Gaza could have had a future. 

Every Israeli soldier and civilian was
removed from there. Everything was ready for the Gazans a few years ago
to start a new period of economic development. There was no blockade,
and it remains true that Egypt could open its crossing if it wanted to.
It does not, of course, because it no more wants an Iranian state on its
borders than Israel does. 

Instead the rockets and the tunnels came, and
the sad destruction of the very greenhouses where flowers and fruit were
grown and could have continued to be grown. What can the UK do? It can
support Egypt, which is acting very well in this crisis, albeit for its
own reasons of survival. 

It can help block Hamas from smuggling more
arms by sea.
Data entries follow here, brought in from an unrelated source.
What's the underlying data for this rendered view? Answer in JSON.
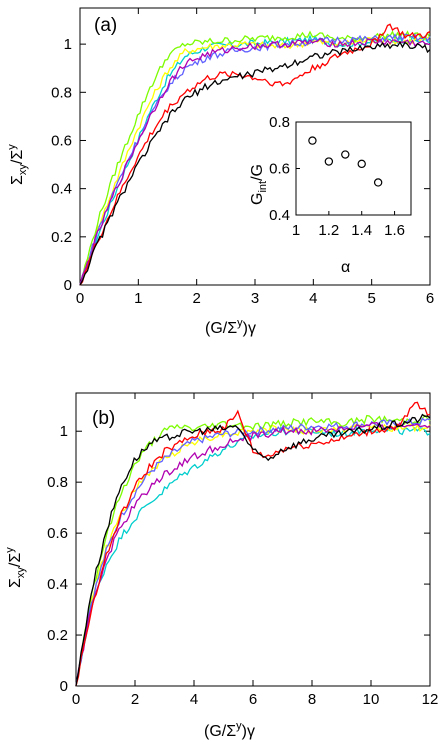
{
  "chart_data": [
    {
      "type": "line",
      "panel_label": "(a)",
      "xlabel": "(G/Σ^y)γ",
      "ylabel": "Σxy/Σy",
      "xlim": [
        0,
        6
      ],
      "ylim": [
        0,
        1.15
      ],
      "xticks": [
        "0",
        "1",
        "2",
        "3",
        "4",
        "5",
        "6"
      ],
      "yticks": [
        "0",
        "0.2",
        "0.4",
        "0.6",
        "0.8",
        "1"
      ],
      "grid": false,
      "series": [
        {
          "color": "#00cdcd",
          "points": [
            [
              0,
              0
            ],
            [
              0.3,
              0.2
            ],
            [
              0.6,
              0.38
            ],
            [
              0.9,
              0.55
            ],
            [
              1.2,
              0.72
            ],
            [
              1.5,
              0.86
            ],
            [
              1.8,
              0.95
            ],
            [
              2.2,
              0.99
            ],
            [
              2.8,
              1.0
            ],
            [
              3.5,
              1.01
            ],
            [
              4.0,
              1.02
            ],
            [
              4.5,
              1.0
            ],
            [
              5.0,
              1.01
            ],
            [
              5.5,
              1.02
            ],
            [
              6.0,
              1.01
            ]
          ]
        },
        {
          "color": "#ffff00",
          "points": [
            [
              0,
              0
            ],
            [
              0.3,
              0.23
            ],
            [
              0.6,
              0.42
            ],
            [
              0.9,
              0.6
            ],
            [
              1.2,
              0.76
            ],
            [
              1.5,
              0.89
            ],
            [
              1.8,
              0.97
            ],
            [
              2.2,
              0.99
            ],
            [
              2.8,
              1.0
            ],
            [
              3.5,
              0.99
            ],
            [
              4.0,
              1.01
            ],
            [
              4.5,
              1.0
            ],
            [
              5.0,
              1.02
            ],
            [
              5.5,
              1.01
            ],
            [
              6.0,
              1.02
            ]
          ]
        },
        {
          "color": "#7cfc00",
          "points": [
            [
              0,
              0
            ],
            [
              0.3,
              0.26
            ],
            [
              0.6,
              0.47
            ],
            [
              0.9,
              0.65
            ],
            [
              1.2,
              0.82
            ],
            [
              1.5,
              0.95
            ],
            [
              1.8,
              1.0
            ],
            [
              2.2,
              1.01
            ],
            [
              2.8,
              1.02
            ],
            [
              3.5,
              1.03
            ],
            [
              4.0,
              1.04
            ],
            [
              4.5,
              1.02
            ],
            [
              5.0,
              1.03
            ],
            [
              5.5,
              1.04
            ],
            [
              6.0,
              1.03
            ]
          ]
        },
        {
          "color": "#6060ff",
          "points": [
            [
              0,
              0
            ],
            [
              0.3,
              0.22
            ],
            [
              0.6,
              0.4
            ],
            [
              0.9,
              0.56
            ],
            [
              1.2,
              0.7
            ],
            [
              1.5,
              0.82
            ],
            [
              1.8,
              0.9
            ],
            [
              2.2,
              0.95
            ],
            [
              2.8,
              0.98
            ],
            [
              3.5,
              1.0
            ],
            [
              4.0,
              1.01
            ],
            [
              4.5,
              1.02
            ],
            [
              5.0,
              1.02
            ],
            [
              5.5,
              1.03
            ],
            [
              6.0,
              1.02
            ]
          ]
        },
        {
          "color": "#b000b0",
          "points": [
            [
              0,
              0
            ],
            [
              0.3,
              0.21
            ],
            [
              0.6,
              0.39
            ],
            [
              0.9,
              0.55
            ],
            [
              1.2,
              0.7
            ],
            [
              1.5,
              0.83
            ],
            [
              1.8,
              0.92
            ],
            [
              2.2,
              0.96
            ],
            [
              2.8,
              0.99
            ],
            [
              3.5,
              1.0
            ],
            [
              4.0,
              1.01
            ],
            [
              4.5,
              1.0
            ],
            [
              5.0,
              1.01
            ],
            [
              5.5,
              1.01
            ],
            [
              6.0,
              1.0
            ]
          ]
        },
        {
          "color": "#ff0000",
          "points": [
            [
              0,
              0
            ],
            [
              0.3,
              0.18
            ],
            [
              0.6,
              0.34
            ],
            [
              0.9,
              0.49
            ],
            [
              1.2,
              0.62
            ],
            [
              1.5,
              0.73
            ],
            [
              1.8,
              0.8
            ],
            [
              2.2,
              0.86
            ],
            [
              2.6,
              0.88
            ],
            [
              3.0,
              0.86
            ],
            [
              3.5,
              0.83
            ],
            [
              4.0,
              0.9
            ],
            [
              4.5,
              0.96
            ],
            [
              5.0,
              1.0
            ],
            [
              5.3,
              1.08
            ],
            [
              5.6,
              1.03
            ],
            [
              6.0,
              1.04
            ]
          ]
        },
        {
          "color": "#000000",
          "points": [
            [
              0,
              0
            ],
            [
              0.3,
              0.17
            ],
            [
              0.6,
              0.32
            ],
            [
              0.9,
              0.46
            ],
            [
              1.2,
              0.58
            ],
            [
              1.5,
              0.69
            ],
            [
              1.8,
              0.77
            ],
            [
              2.2,
              0.83
            ],
            [
              2.6,
              0.86
            ],
            [
              3.0,
              0.88
            ],
            [
              3.5,
              0.91
            ],
            [
              4.0,
              0.95
            ],
            [
              4.5,
              0.97
            ],
            [
              5.0,
              0.99
            ],
            [
              5.5,
              1.0
            ],
            [
              6.0,
              0.98
            ]
          ]
        }
      ],
      "inset": {
        "type": "scatter",
        "xlabel": "α",
        "ylabel": "G_int/G",
        "xlim": [
          1,
          1.7
        ],
        "ylim": [
          0.4,
          0.8
        ],
        "xticks": [
          "1",
          "1.2",
          "1.4",
          "1.6"
        ],
        "yticks": [
          "0.4",
          "0.6",
          "0.8"
        ],
        "x": [
          1.1,
          1.2,
          1.3,
          1.4,
          1.5
        ],
        "y": [
          0.72,
          0.63,
          0.66,
          0.62,
          0.54
        ]
      }
    },
    {
      "type": "line",
      "panel_label": "(b)",
      "xlabel": "(G/Σ^y)γ",
      "ylabel": "Σxy/Σy",
      "xlim": [
        0,
        12
      ],
      "ylim": [
        0,
        1.15
      ],
      "xticks": [
        "0",
        "2",
        "4",
        "6",
        "8",
        "10",
        "12"
      ],
      "yticks": [
        "0",
        "0.2",
        "0.4",
        "0.6",
        "0.8",
        "1"
      ],
      "grid": false,
      "series": [
        {
          "color": "#00cdcd",
          "points": [
            [
              0,
              0
            ],
            [
              0.5,
              0.3
            ],
            [
              1,
              0.47
            ],
            [
              1.5,
              0.58
            ],
            [
              2,
              0.66
            ],
            [
              2.5,
              0.72
            ],
            [
              3,
              0.77
            ],
            [
              3.5,
              0.82
            ],
            [
              4,
              0.86
            ],
            [
              5,
              0.93
            ],
            [
              6,
              0.98
            ],
            [
              7,
              1.0
            ],
            [
              8,
              1.0
            ],
            [
              9,
              0.99
            ],
            [
              10,
              1.01
            ],
            [
              11,
              1.0
            ],
            [
              12,
              1.0
            ]
          ]
        },
        {
          "color": "#ffff00",
          "points": [
            [
              0,
              0
            ],
            [
              0.5,
              0.33
            ],
            [
              1,
              0.53
            ],
            [
              1.5,
              0.67
            ],
            [
              2,
              0.77
            ],
            [
              2.5,
              0.84
            ],
            [
              3,
              0.89
            ],
            [
              3.5,
              0.93
            ],
            [
              4,
              0.96
            ],
            [
              5,
              0.99
            ],
            [
              6,
              1.0
            ],
            [
              7,
              1.01
            ],
            [
              8,
              1.0
            ],
            [
              9,
              1.01
            ],
            [
              10,
              1.02
            ],
            [
              11,
              1.01
            ],
            [
              12,
              1.02
            ]
          ]
        },
        {
          "color": "#7cfc00",
          "points": [
            [
              0,
              0
            ],
            [
              0.5,
              0.35
            ],
            [
              1,
              0.58
            ],
            [
              1.5,
              0.75
            ],
            [
              2,
              0.87
            ],
            [
              2.5,
              0.95
            ],
            [
              3,
              1.0
            ],
            [
              3.5,
              1.02
            ],
            [
              4,
              1.01
            ],
            [
              5,
              1.03
            ],
            [
              6,
              1.02
            ],
            [
              7,
              1.03
            ],
            [
              8,
              1.04
            ],
            [
              9,
              1.03
            ],
            [
              10,
              1.05
            ],
            [
              11,
              1.04
            ],
            [
              12,
              1.05
            ]
          ]
        },
        {
          "color": "#6060ff",
          "points": [
            [
              0,
              0
            ],
            [
              0.5,
              0.32
            ],
            [
              1,
              0.52
            ],
            [
              1.5,
              0.66
            ],
            [
              2,
              0.76
            ],
            [
              2.5,
              0.84
            ],
            [
              3,
              0.89
            ],
            [
              3.5,
              0.93
            ],
            [
              4,
              0.96
            ],
            [
              5,
              0.99
            ],
            [
              6,
              1.0
            ],
            [
              7,
              1.01
            ],
            [
              8,
              1.02
            ],
            [
              9,
              1.02
            ],
            [
              10,
              1.03
            ],
            [
              11,
              1.03
            ],
            [
              12,
              1.04
            ]
          ]
        },
        {
          "color": "#b000b0",
          "points": [
            [
              0,
              0
            ],
            [
              0.5,
              0.3
            ],
            [
              1,
              0.49
            ],
            [
              1.5,
              0.62
            ],
            [
              2,
              0.71
            ],
            [
              2.5,
              0.78
            ],
            [
              3,
              0.83
            ],
            [
              3.5,
              0.87
            ],
            [
              4,
              0.9
            ],
            [
              5,
              0.95
            ],
            [
              6,
              0.98
            ],
            [
              7,
              1.0
            ],
            [
              8,
              1.0
            ],
            [
              9,
              1.01
            ],
            [
              10,
              1.02
            ],
            [
              11,
              1.02
            ],
            [
              12,
              1.03
            ]
          ]
        },
        {
          "color": "#ff0000",
          "points": [
            [
              0,
              0
            ],
            [
              0.5,
              0.29
            ],
            [
              1,
              0.5
            ],
            [
              1.5,
              0.66
            ],
            [
              2,
              0.78
            ],
            [
              2.5,
              0.86
            ],
            [
              3,
              0.92
            ],
            [
              3.5,
              0.95
            ],
            [
              4,
              0.98
            ],
            [
              4.5,
              1.0
            ],
            [
              5,
              1.01
            ],
            [
              5.5,
              1.07
            ],
            [
              6,
              0.92
            ],
            [
              6.5,
              0.9
            ],
            [
              7,
              0.93
            ],
            [
              8,
              0.95
            ],
            [
              9,
              0.97
            ],
            [
              10,
              1.0
            ],
            [
              11,
              1.02
            ],
            [
              11.5,
              1.11
            ],
            [
              12,
              1.06
            ]
          ]
        },
        {
          "color": "#000000",
          "points": [
            [
              0,
              0
            ],
            [
              0.5,
              0.36
            ],
            [
              1,
              0.6
            ],
            [
              1.5,
              0.78
            ],
            [
              2,
              0.89
            ],
            [
              2.5,
              0.95
            ],
            [
              3,
              0.97
            ],
            [
              3.5,
              0.99
            ],
            [
              4,
              1.0
            ],
            [
              5,
              1.01
            ],
            [
              5.5,
              1.02
            ],
            [
              6,
              0.92
            ],
            [
              6.5,
              0.89
            ],
            [
              7,
              0.93
            ],
            [
              8,
              0.97
            ],
            [
              9,
              0.99
            ],
            [
              10,
              1.01
            ],
            [
              11,
              1.03
            ],
            [
              12,
              1.06
            ]
          ]
        }
      ]
    }
  ]
}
It can press for the release of Gilad Shalit, who has been
a hostage in Gaza for two and a half years with no access to the Red
Cross or any other international agency.

It can persuade Hamas to change
the charter and remove mention of destruction. Above all, your Lordships
should lend your voices to the end of the demonisation of Israel and to
calm down the surging anti-Semitism. Your Lordships should recognise the
need of Israel to exist and its legitimacy. It is no more arriviste in
the Middle East than the other 22 Arab states to be found there. There
can be no further removal of six million Jews from the Middle East. We
must do nothing to feed the hatred that surrounds this issue and we must
do everything to look to the future.